Un camino pedregoso

Durante mucho tiempo, me resultó posible pensar en el cuaquerismo, el camino espiritual con el que crecí y que he recorrido durante más de 40 años, como un camino fácil. Tenía buenas razones para ello. Encuentro los principios básicos sencillos y fáciles de asimilar, incluso inspiradores. He oído a personas que vienen a los Amigos desde otras iglesias describir su nueva experiencia cuáquera como “liberadora”. Puedo observar y participar en los servicios y prácticas de otras tradiciones religiosas, con una mente abierta pero con una sensación de desapego y seguridad al saber que mi propia fe es un secreto especial y, a menudo, bastante bien guardado.

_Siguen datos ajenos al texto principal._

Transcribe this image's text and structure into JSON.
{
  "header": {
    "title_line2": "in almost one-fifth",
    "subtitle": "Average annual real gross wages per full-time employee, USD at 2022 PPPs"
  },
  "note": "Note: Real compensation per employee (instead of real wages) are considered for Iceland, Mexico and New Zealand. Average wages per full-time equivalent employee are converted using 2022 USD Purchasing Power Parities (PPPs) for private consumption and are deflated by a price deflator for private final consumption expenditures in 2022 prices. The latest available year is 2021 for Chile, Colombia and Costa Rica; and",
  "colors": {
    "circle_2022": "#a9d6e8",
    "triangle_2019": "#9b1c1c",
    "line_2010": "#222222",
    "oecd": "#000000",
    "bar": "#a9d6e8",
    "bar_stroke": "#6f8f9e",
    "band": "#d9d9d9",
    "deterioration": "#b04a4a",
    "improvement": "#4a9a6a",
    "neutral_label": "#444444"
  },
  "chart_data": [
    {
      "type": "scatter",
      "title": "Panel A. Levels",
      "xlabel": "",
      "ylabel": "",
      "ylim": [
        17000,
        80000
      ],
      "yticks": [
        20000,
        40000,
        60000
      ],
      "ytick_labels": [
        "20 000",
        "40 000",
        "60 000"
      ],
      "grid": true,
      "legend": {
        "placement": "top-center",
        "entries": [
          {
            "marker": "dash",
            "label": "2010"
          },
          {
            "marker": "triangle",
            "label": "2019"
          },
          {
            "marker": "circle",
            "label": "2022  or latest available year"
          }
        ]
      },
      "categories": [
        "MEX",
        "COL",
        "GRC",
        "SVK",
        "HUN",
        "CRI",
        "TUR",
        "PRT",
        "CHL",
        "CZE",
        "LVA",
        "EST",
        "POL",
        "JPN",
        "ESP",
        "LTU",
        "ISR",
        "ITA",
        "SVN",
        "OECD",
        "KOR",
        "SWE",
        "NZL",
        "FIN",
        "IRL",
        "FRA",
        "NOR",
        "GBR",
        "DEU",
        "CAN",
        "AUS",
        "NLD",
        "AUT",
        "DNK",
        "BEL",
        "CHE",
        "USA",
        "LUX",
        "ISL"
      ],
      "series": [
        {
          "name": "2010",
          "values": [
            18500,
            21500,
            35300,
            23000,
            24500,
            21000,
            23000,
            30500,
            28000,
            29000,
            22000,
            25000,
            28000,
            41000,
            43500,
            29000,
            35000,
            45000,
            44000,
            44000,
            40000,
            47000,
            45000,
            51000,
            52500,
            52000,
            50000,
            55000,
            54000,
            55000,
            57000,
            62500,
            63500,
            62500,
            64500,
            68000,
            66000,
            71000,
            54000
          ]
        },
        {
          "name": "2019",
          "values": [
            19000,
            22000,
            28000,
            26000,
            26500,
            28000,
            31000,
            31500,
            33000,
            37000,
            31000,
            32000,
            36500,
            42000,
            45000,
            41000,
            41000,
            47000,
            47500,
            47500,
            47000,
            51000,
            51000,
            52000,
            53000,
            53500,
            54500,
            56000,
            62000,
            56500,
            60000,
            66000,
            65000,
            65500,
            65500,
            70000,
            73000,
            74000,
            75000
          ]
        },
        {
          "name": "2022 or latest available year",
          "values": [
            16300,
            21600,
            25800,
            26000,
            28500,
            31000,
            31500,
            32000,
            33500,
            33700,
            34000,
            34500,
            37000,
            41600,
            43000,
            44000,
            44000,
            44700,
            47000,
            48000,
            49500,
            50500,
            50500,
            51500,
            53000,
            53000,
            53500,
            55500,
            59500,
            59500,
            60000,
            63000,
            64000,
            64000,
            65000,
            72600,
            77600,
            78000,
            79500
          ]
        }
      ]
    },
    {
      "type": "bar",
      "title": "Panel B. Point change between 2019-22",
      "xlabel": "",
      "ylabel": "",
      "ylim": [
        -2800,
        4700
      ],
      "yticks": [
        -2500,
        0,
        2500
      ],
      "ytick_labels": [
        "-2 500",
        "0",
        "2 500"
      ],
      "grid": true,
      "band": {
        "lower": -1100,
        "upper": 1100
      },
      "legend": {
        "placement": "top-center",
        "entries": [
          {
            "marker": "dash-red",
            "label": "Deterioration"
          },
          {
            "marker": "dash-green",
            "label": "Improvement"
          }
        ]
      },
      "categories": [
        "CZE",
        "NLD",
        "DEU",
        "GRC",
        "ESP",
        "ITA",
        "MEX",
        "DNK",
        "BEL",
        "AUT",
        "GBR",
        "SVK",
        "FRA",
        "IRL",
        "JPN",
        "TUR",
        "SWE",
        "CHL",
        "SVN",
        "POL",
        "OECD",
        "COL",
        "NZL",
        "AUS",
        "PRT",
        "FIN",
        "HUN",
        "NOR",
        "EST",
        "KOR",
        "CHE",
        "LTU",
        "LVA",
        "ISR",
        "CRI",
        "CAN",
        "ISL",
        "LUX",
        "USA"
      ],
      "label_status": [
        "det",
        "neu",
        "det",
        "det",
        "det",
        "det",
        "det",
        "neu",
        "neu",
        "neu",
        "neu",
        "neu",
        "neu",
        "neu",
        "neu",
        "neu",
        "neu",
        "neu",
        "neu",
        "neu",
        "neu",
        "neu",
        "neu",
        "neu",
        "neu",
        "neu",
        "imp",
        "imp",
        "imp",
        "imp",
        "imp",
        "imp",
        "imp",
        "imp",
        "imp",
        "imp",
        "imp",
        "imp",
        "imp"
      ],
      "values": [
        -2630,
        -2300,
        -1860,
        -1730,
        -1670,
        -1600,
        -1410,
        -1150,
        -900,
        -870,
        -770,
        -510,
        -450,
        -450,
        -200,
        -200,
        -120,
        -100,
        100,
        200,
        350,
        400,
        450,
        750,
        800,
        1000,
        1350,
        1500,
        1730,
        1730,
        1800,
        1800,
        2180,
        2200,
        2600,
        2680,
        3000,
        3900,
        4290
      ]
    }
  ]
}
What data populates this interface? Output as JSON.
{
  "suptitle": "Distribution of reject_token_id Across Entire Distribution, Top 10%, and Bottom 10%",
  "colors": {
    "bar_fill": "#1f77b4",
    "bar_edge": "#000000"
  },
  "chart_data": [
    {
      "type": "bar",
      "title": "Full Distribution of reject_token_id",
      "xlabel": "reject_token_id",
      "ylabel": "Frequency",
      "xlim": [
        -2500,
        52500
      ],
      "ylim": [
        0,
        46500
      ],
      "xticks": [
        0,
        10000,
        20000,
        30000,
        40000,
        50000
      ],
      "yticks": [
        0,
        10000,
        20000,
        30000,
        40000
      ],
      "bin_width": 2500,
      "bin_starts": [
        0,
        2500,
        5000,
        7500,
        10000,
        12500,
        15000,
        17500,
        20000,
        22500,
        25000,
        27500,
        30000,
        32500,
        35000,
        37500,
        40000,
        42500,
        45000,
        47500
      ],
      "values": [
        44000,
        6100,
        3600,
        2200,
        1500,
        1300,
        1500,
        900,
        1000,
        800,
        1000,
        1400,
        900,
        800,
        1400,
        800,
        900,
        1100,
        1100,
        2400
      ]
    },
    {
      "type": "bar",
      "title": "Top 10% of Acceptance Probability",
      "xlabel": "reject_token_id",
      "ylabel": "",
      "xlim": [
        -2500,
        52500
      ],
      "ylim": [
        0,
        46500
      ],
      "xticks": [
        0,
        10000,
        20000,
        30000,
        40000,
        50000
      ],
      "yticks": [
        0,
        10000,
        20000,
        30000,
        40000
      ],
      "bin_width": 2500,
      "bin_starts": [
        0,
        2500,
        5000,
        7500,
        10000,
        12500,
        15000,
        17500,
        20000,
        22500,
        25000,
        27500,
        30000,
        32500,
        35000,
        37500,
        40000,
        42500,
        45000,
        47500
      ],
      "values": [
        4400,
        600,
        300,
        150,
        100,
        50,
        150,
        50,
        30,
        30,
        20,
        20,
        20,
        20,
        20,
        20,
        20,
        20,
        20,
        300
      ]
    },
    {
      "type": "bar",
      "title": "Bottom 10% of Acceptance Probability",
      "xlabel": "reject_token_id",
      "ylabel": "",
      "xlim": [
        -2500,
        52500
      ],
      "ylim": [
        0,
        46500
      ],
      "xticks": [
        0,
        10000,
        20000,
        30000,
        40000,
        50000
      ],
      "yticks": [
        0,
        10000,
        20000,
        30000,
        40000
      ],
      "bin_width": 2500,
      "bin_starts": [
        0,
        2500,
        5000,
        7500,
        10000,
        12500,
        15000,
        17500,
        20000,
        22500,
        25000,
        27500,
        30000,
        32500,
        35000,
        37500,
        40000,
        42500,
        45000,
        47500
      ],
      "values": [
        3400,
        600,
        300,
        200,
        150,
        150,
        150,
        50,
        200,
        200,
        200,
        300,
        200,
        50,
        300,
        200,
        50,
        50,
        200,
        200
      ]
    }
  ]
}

Sin embargo, en estos días, abrazar esta fe cuáquera y ser parte de la comunidad cuáquera se siente inesperadamente desafiante. Una sensación de inquietud viene con el derrumbe de los ídolos de uno y la subversión de las consabidas frases hechas sobre una parte clave de la identidad de uno. Una vez que mis ojos se abrieron a la omnipresencia de la cultura de la supremacía blanca dentro del cuaquerismo, desde los primeros Amigos hasta el presente, se ha vuelto imposible dejar de verla. Y cuando la gente que me importa me dice que mi cuaquerismo les está haciendo daño porque está plagado de cultura de la supremacía blanca, ya no puedo apropiarme de esa identidad sin asumir la responsabilidad de ayudar a desinfectarla.

Creo que podemos abrazar las teologías y los principios cuáqueros sin adorar a los héroes cuáqueros que eran seres humanos defectuosos y problemáticos. Como nos recuerda Lucy Duncan en “Un Llamamiento Cuáquero a la Abolición y la Creación”, George Fox, a pesar de toda su visión profética sobre la presencia de Cristo dentro de cada persona y nuestra capacidad de conectar directamente con lo Divino, condonó la esclavitud y se contentó con adorar con personas esclavizadas, pero sin tomar medidas para liberarlas de la esclavitud. William Penn fundó la hermosa ciudad que llamo hogar con promesas de libertad religiosa y armonía, mientras esclavizaba al menos a una docena de personas. Los ideales que no se confirman con la acción correcta no son necesariamente un fracaso, sino que están incompletos. Al mismo tiempo, puedo admirar a Bayard Rustin, Lucretia Mott, Benjamin Lay y Mahala Ashley Dickerson; puedo celebrar sus papeles en el avance de la equidad y la justicia en su tiempo y al servicio de los ideales cuáqueros. Pero el hecho de que todos nos llamemos cuáqueros no significa que su rectitud se me pegue. Si mi fe cuáquera ha de ser justa, será únicamente porque yo hago el trabajo para que lo sea. Y como cualquiera de nuestros “santos” cuáqueros te diría, ese trabajo no es fácil.

No creo que sea una causa perdida. En su artículo de este número, Adam Segal-Isaacson dice del cuaquerismo: “Es una gran carpa. De alguna manera, nos las arreglamos para hablarnos incluso con muchas ideas dispares sobre Dios”. Me consuela que sigamos hablando entre nosotros, aunque los Amigos tengamos diferentes entendimientos no solo sobre Dios, sino también sobre cuál debería ser nuestro trabajo en la tierra. Oro por nuestra escucha y ternura mutua mientras compartimos la visión y la manifestación de nuestros valores cuáqueros, y oro para que seamos honestos con nosotros mismos sobre la dificultad del camino que tenemos por delante. Ese camino conduce a la justicia, a la verdad y a la paz.